On the Republican side, we’ve been told by pollsters that Donald Trump garnered 40 percent support in New Hampshire from September 3-10, but just 22 percent support from September 12-14, a mere four days later. Or we get news stories that claim Carly Fiorina has “rocketed” past Ben Carson in one national poll while simultaneously trailing him in state polls taken in UtahMichigan and South Carolina.

In fact, because of their casual methodology, web-based polls like NBC’s highly-promoted Survey Monkey are no more accurate than an “American Idol” phone-in poll.

It seems every day brings a new set of polls that casts either the national races or early primary state races in highly contradictory terms, and the raw data is reported without regard to the Margin Of Error. So a one point lead for a candidate is breathlessly reported as “ahead of” or “passing” his opponent, when in fact anything within 3.4 points in that poll was considered a statistical tie by the polling organization.

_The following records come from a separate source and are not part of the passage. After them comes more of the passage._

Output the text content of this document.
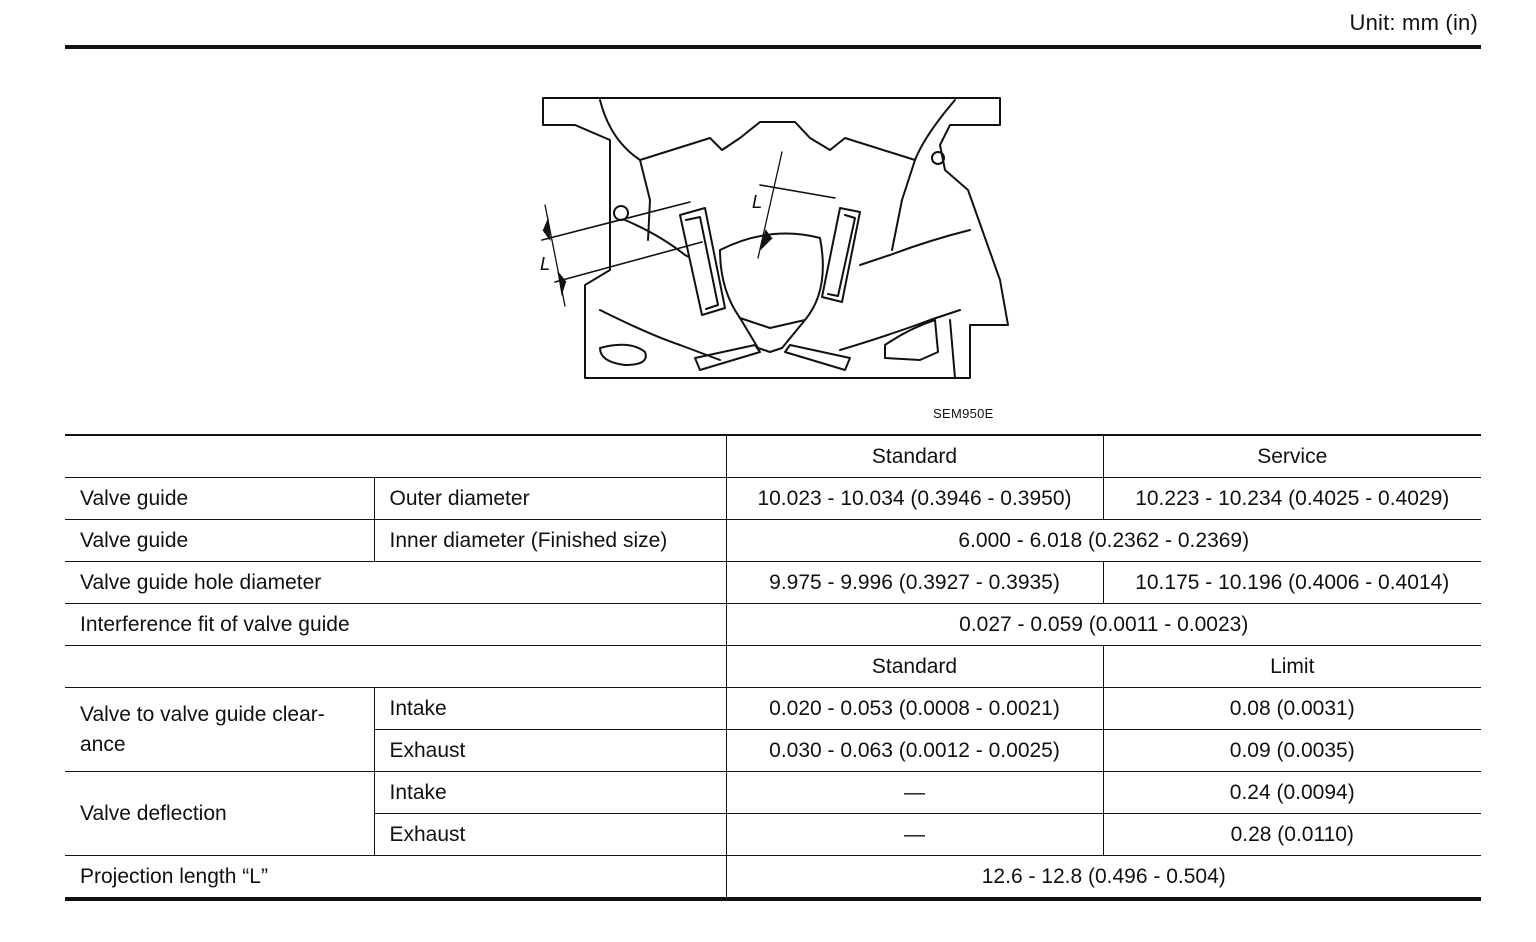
Unit: mm (in)
L
L
SEM950E
		Standard	Service
Valve guide	Outer diameter	10.023 - 10.034 (0.3946 - 0.3950)	10.223 - 10.234 (0.4025 - 0.4029)
Valve guide	Inner diameter (Finished size)	6.000 - 6.018 (0.2362 - 0.2369)	
Valve guide hole diameter		9.975 - 9.996 (0.3927 - 0.3935)	10.175 - 10.196 (0.4006 - 0.4014)
Interference fit of valve guide		0.027 - 0.059 (0.0011 - 0.0023)	
		Standard	Limit
Valve to valve guide clear-ance	Intake	0.020 - 0.053 (0.0008 - 0.0021)	0.08 (0.0031)
	Exhaust	0.030 - 0.063 (0.0012 - 0.0025)	0.09 (0.0035)
Valve deflection	Intake	—	0.24 (0.0094)
	Exhaust	—	0.28 (0.0110)
Projection length “L”		12.6 - 12.8 (0.496 - 0.504)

As pollster Nate Silver has noted, there are less quality polls these days and not enough hard analysis of the data they report. And then there are widely different methodologies that pollsters use to determine sample populations and question formatting. Some use live phone calls while others use robocalls or the internet. Which means comparing an  IBD/TIPP polling outcome to a Rasmussen poll result is like comparing a baseball score to a football score.

Yet the news media uses these numbers to justify a dramatic narrative without any statistical or factual basis. And each day, they spin a brand new narrative based on a different set of numbers. Clinton is “cratering.” ‘Trump is “losing ground.” Sanders is “surging.” Fiorina is “taking away support.” All without any statistically significant justification.

So instead of reporting wild swings in races based on precise numbers, pollsters should use a less dramatic but far more accurate generalization of their results. Specifically, pollsters could report that a candidate:

  • holds a solid lead
  • holds a narrow lead
  • a statistical tie
  • trails by a narrow margin
  • trails by a wide margin

Similarly, a race should only be quantified as:

  • widening
  • narrowing
  • a virtual tie

After that, the newscaster can give specific numbers, but only in the context of the Margin Of Error and how this poll’s methodology may differ from other polls that have very different results.

If the news media would adopt a more responsible – and ultimately, more accurate – methodology for reporting poll results, news consumers wouldn’t be held hostage to the imperceptible but very real differences and gyrations between polls that come at them at machine gun pace.